Maybe I would become a D-I-Yer under other circumstances. Until I’m given a good reason, though, I remain a P-F-I-A-K-I-T-W-D-Ter. Pay For It And Keep It Together With Duct Tape. Our people don’t have our own cable network yet, unless you count ESPN, but that’s fine with us.
Aaron J. Brown is a columnist for the Hibbing Daily Tribune. Contact him or read more at his blog His recent book “Overburden: Modern Life on the Iron Range” won this year’s Northeastern Minnesota Book Award.
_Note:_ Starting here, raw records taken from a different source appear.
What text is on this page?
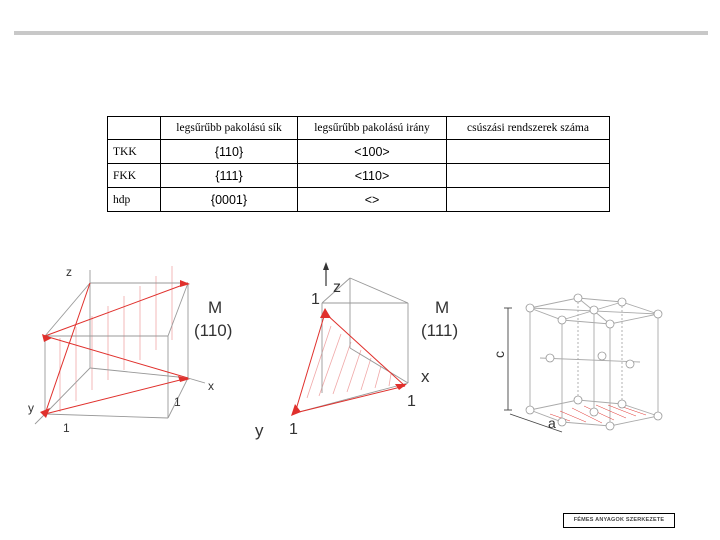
	legsűrűbb pakolású sík	legsűrűbb pakolású irány	csúszási rendszerek száma
TKK	{110}	<100>	
FKK	{111}	<110>	
hdp	{0001}	<>	
z
x
1
y
1
M
(110)
z
1
x
1
y 1
M
(111)
c
a
FÉMES ANYAGOK SZERKEZETE
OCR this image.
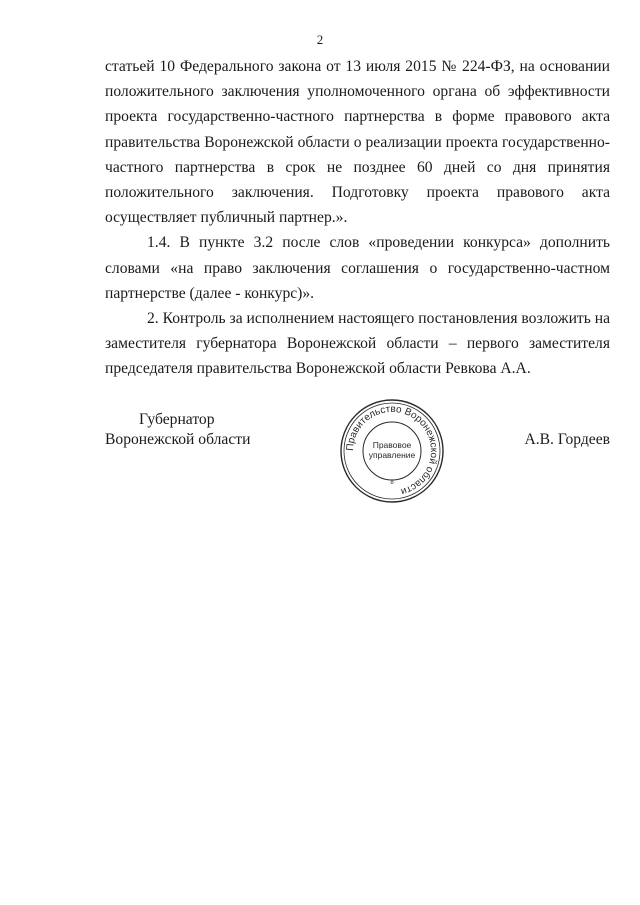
2

статьей 10 Федерального закона от 13 июля 2015 № 224-ФЗ, на основании
положительного заключения уполномоченного органа об эффективности
проекта государственно-частного партнерства в форме правового акта
правительства Воронежской области о реализации проекта государственно-
частного партнерства в срок не позднее 60 дней со дня принятия
положительного заключения. Подготовку проекта правового акта
осуществляет публичный партнер.».

1.4. В пункте 3.2 после слов «проведении конкурса» дополнить
словами «на право заключения соглашения о государственно-частном
партнерстве (далее - конкурс)».

2. Контроль за исполнением настоящего постановления возложить на
заместителя губернатора Воронежской области – первого заместителя
председателя правительства Воронежской области Ревкова А.А.

Губернатор
Воронежской области	Правительство Воронежской области
Правовое
управление
8
А.В. Гордеев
  1. DIY is a somewhat religious experience. Religion tries to teach us how the world works, or shapes our view of the world. When you wire your own house or fix your own axle you gain an intimate understanding of how that piece of your world works and thus have a richer understanding of the world. It may also help you to meet your end but at least it is on your own terms based on your own success or failure.
    As far as economics are concerned most skilled trades demand a rate that is usually at least double my upper-middle class wage. If I am going to be a northern cheapskate, I might use the 15 minutes between the kids’ bedtime and my collapse to save myself a few bucks over the $75+ an hour a plumber, electrician, or mechanic might charge. In most cases it can take me at least 3 times as long as a professional and still be cost effective, especially considering I may use time that I wouldn’t otherwise be using to make money. Even if I could be making money in that time, it still helps the intellect to focus on different problems, such as the meditative drone of the lawn mower.
    The middle ground could be in the extras. Taking the family truckster to a qualified mechanic is good to get it done right and quick so everyone can get to where they need to tomorrow and safely is a good idea. Tuning up a boat motor where time is not of the essence gives much the same experience without as much of the downside. Just keep a paddle and a cell phone in the boat.